Clinical tools to monitor treatment response and metastatic risk could improve early-stage triple-negative breast cancer (TNBC) care. Although molecular residual disease assays show promise, their use in the neoadjuvant setting requires rapid turnaround times. Tissue-informed approaches may be challenging for patients with limited biopsy samples. The objectives were to determine the surveillance sensitivity for detecting metastatic recurrence and evaluate the ctDNA response to neoadjuvant therapy (NAT) using a tissue-free epigenomic assay.

Experimental Design:

Patients with stage II or III TNBC undergoing neoadjuvant docetaxel and carboplatin chemotherapy on a clinical trial (NCT02124902) followed by surgery with or without adjuvant therapy were included in this study.
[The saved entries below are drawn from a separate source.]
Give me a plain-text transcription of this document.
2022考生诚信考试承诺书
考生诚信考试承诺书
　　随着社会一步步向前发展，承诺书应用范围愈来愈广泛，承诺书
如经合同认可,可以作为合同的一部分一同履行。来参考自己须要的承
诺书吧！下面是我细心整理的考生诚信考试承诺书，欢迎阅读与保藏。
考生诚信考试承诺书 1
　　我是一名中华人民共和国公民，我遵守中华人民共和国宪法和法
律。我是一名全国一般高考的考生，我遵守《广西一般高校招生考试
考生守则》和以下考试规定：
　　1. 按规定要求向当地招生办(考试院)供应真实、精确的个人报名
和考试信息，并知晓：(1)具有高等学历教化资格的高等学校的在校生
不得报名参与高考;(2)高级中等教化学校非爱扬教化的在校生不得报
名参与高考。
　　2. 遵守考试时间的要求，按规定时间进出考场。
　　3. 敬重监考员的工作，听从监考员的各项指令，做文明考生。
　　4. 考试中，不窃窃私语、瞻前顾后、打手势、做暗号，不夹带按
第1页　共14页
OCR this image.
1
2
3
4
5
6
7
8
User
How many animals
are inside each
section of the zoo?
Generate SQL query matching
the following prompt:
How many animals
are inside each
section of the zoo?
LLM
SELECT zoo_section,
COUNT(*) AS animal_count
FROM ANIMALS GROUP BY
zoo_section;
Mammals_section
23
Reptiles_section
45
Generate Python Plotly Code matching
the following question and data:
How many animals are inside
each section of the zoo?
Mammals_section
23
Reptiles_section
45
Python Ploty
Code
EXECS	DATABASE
Blood samples were prospectively collected before, during, and after completion of NAT and after surgery at prespecified surveillance time points. Plasma samples were analyzed by Guardant Reveal.

Results:

A total of 119 patients with TNBC were included in the analysis. ctDNA was detected in the postsurgical setting in 8.9% (7/79) of patients, with an 83% (5/6) patient-level surveillance sensitivity for metastatic recurrence and 99.5% (197/198) sample-level specificity. Postsurgical ctDNA detection was prognostic for the shorter recurrence-free interval (HR, 37.7; P < 0.0001). ctDNA detection at the post-NAT presurgical time point was also associated with a shorter recurrence-free interval in patients with residual disease at surgery (HR, 28.2; P < 0.0001).

Conclusions:

In patients with early-stage TNBC, a tissue-free, epigenomic assay demonstrated high specificity and sensitivity for metastatic recurrence. ctDNA detection in the neoadjuvant setting indicated poor prognosis, highlighting its potential role across breast cancer care.